Mittwoch, 26. November 2008

Familiennetzwerk warnt vor Angriff auf elterliches Erziehungsrecht: Immer mehr Fachleute gegen staatlich geförderter Fremdbetreuung von Kleinstkindern

Als einen „Angriff auf das Kindeswohl“ hat das Familiennetzwerk Deutschland das vor wenigen Tagen vom Bundesrat bewilligte Kinderförderungsgesetz kritisiert. Dem Gesetz zufolge haben die Kommunen die Verpflichtung, bis 2013 für alle Kinder ab der Geburt (!) einen Krippen- oder Tagesmütterplatz bereit zu stellen.

Nach Ansicht der Kinderärztin und Familientherapeutin Maria Steuer, der Vorsitzenden des Familiennetzwerks, handelt es sich bei der „milliardenschweren einseitigen Krippenförderung“ um ein „unmoralisches Angebot“. Eltern sollen auf diesem Wege in den Arbeitsmarkt zurückmanövriert werden.
„Die Frage, was das Beste für die kleinen Kinder ist, taucht in dieser Diskussion schon gar nicht mehr auf“, kritisiert die Ärztin. Es sei jedoch herrschende Meinung der Wissenschaft, dass für die gesunde Entwicklung der Kinder die ersten drei Lebensjahre von entscheidender Bedeutung sind und diese in aller Regel am besten durch die eigenen Eltern gewährleistet wird. Der Gesetzgeber gehe über das Kindswohl „mit Eiseskälte“ hinweg. In Kombination mit der Novellierung des §1666 BGB erstrebe er einen verfassungswidrigen „Optimierungsanspruch“ bei der Kindesentwicklung und werde zum eigentlichen Erziehungsträger. Bereits heute werde beispielsweise bei Alleinerziehenden das Arbeitslosengeld II gemäß § 31 SGB II gekürzt bzw. gestrichen, wenn sie ihr Kind nicht in einer Krippe anmelden, um dadurch dem Arbeitsmarkt ganztägig zur Verfügung zu stehen.
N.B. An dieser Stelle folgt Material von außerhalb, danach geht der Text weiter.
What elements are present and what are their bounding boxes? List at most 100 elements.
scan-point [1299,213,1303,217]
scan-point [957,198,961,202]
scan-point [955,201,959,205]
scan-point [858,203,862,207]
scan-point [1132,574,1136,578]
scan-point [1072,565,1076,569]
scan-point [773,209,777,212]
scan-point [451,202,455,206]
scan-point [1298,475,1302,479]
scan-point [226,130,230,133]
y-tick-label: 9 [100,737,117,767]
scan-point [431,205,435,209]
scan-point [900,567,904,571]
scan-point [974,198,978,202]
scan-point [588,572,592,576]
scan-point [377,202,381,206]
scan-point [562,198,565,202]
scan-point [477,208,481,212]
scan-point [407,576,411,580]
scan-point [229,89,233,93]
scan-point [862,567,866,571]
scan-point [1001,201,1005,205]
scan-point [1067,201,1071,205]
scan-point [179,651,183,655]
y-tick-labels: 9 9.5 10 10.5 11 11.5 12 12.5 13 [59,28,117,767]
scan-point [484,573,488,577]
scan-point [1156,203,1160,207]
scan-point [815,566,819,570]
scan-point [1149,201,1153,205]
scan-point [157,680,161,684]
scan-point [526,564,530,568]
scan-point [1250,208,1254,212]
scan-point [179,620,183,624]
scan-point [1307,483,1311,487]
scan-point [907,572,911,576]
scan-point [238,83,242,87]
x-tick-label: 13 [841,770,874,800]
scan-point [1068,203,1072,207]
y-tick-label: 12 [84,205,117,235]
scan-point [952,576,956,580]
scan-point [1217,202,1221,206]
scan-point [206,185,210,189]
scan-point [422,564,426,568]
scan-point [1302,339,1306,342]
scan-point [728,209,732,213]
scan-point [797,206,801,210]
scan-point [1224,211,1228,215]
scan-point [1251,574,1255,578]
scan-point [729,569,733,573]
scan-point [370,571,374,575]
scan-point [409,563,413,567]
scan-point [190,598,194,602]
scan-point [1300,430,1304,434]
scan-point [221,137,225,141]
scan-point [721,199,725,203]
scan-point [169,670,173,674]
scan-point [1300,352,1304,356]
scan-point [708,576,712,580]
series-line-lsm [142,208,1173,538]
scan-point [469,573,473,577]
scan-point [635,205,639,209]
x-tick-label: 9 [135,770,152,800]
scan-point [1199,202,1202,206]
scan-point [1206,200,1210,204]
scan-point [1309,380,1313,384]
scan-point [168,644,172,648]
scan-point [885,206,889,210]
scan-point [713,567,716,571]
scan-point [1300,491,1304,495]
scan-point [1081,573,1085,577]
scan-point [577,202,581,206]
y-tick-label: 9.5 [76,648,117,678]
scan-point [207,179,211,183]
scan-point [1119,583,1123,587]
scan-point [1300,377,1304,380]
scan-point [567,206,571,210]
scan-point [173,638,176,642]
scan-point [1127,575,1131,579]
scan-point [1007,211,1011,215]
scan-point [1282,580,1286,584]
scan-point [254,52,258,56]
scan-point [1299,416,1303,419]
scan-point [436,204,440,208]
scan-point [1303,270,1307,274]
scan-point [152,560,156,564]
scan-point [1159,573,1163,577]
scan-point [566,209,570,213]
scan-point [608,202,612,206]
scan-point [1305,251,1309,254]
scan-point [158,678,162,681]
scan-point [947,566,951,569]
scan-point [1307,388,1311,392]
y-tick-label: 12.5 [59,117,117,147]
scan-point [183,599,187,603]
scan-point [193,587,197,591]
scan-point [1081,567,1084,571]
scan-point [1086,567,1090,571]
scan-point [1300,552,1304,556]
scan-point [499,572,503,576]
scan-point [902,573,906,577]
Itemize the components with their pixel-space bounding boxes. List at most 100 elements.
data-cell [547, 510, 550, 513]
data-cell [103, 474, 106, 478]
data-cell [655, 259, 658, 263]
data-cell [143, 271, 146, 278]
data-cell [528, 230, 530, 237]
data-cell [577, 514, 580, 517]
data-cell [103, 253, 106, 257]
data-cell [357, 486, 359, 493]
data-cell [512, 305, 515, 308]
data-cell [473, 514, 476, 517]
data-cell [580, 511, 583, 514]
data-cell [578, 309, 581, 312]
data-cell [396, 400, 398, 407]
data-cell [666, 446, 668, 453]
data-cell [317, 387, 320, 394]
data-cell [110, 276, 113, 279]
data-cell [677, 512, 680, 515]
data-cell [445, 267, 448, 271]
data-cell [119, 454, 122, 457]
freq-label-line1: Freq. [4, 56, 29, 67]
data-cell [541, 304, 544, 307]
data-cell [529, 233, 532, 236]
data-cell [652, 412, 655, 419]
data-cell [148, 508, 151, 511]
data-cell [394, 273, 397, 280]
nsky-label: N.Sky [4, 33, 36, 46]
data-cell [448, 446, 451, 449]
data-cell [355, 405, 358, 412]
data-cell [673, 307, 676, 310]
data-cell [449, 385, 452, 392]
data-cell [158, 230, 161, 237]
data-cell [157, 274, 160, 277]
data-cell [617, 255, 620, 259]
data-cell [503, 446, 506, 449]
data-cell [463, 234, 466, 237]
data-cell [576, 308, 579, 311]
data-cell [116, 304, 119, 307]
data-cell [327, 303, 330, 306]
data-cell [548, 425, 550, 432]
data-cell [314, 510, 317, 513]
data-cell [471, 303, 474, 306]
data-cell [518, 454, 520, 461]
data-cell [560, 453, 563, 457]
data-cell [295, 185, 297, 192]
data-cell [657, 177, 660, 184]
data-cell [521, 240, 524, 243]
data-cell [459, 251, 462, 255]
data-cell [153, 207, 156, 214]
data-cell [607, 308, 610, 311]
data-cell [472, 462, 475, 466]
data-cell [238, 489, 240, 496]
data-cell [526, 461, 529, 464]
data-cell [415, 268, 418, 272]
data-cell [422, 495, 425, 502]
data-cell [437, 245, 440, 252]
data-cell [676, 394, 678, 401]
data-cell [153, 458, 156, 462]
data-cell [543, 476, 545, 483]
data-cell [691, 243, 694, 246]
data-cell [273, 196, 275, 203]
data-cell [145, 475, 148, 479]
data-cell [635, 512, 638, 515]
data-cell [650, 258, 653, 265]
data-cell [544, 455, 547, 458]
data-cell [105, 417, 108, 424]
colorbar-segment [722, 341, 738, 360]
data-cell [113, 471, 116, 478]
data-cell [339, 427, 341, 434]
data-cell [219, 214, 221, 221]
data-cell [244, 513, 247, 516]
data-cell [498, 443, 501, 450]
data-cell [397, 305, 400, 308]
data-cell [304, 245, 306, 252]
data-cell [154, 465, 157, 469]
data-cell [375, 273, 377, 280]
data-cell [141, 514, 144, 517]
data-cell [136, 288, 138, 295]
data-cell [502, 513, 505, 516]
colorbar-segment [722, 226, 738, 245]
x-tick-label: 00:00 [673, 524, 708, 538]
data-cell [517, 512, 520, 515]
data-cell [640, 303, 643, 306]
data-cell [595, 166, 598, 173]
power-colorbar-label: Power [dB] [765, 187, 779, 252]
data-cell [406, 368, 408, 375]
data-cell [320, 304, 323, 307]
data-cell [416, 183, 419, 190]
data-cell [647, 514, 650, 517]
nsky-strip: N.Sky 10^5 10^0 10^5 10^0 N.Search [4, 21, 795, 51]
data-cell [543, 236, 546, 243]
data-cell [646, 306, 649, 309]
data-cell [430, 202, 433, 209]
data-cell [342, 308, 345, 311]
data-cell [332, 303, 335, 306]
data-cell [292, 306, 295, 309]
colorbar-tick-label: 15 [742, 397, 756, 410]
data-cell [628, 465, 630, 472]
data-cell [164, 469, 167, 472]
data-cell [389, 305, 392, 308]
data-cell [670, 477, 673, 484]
Selbst die jüngst beschlossene Erhöhung des „Kindergeldes“ laufe inflationsbereinigt tatsächlich immer noch auf eine Kürzung hinaus, so Frau Steuer. Durch die mangelnde Umsetzung der verfassungsrechtlichen Vorgaben seitens des Gesetzgebers würden Eltern zunehmend allein aus wirtschaftlicher Not in die beidseitige Erwerbsarbeit gedrängt.

Das Familiennetzwerk ruft Familien dazu auf, ihren Unmut über eine derartige subtile Lenkung durch den Staat zu äußern und an den Bundespräsidenten zu schreiben. „Wir fordern ein Ende der Tendenz zur kollektiven Staatserziehung, den Stopp des verfassungswidrigen Bund-Länder-Deals zur Finanzierung der öffentlichen Rundum-Betreuung und die Rückkehr der Politik zum Prinzip des Gemeinwohls“, schreibt das Familiennetzwerk.

Das Familiennetzwerk ist ein bundesweiter Zusammenschluss von Vereinen, Institutionen, Familien und Wissenschaftlern. Es setzt sich u.a. dafür ein, dass die Bedürfnisse der Kinder in der Vereinbarkeitsdebatte berücksichtigt werden und finanzielle Gerechtigkeit für Familien hergestellt wird.